A Visit to the R&D Dept of the New York Times - keltecp11
http://www.headshift.com/blog/2009/03/a-visit-to-the-rd-deparmtent-o.php

======
bkudria
This is the same exact coverage of the R&D lab we hear about every time - the
large collection of gadgets (look at us! we can spend money!), the living room
of the "future" (if you can build it, so can others. Yet, no one does...hmmm),
and the interactive newspaper stand (I've no words...).

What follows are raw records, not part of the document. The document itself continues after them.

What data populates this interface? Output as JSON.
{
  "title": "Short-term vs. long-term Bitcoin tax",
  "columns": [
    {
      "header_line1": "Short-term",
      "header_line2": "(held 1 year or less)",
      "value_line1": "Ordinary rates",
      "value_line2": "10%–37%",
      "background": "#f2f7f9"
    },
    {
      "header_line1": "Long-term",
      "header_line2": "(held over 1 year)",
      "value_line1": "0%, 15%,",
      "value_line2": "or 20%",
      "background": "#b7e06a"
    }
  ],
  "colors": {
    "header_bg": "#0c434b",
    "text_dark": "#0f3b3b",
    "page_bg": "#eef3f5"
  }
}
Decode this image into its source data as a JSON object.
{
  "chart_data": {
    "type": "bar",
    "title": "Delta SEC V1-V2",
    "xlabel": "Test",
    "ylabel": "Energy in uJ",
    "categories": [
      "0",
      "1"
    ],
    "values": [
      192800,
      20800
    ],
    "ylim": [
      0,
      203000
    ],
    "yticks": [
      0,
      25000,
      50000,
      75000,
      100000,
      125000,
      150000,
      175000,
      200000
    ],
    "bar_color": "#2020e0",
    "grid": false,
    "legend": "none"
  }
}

I'm generally disappointed with with the NYT R&D lab. Shifd was kinda cool,
but, it's nothing groundbreaking. It seems to me all the real innovation is
coming out of the nytimes.com dev. team, while the R&D Department shows off
it's gadgets.

(Disclaimer: I worked for the NYT for a summer. I got this same exact tour of
the R&D floor. They are high up, the view out the windows was the best part.)

------
jerryji
No in depth coverage of the actual R&D that someone like me expected to read
and learn from, more like a sales pitch from the BizDev department.

------
keltecp11
Video: [http://www.niemanlab.org/2009/05/the-new-york-times-
envision...](http://www.niemanlab.org/2009/05/the-new-york-times-envisions-
version-20-of-the-newspaper/)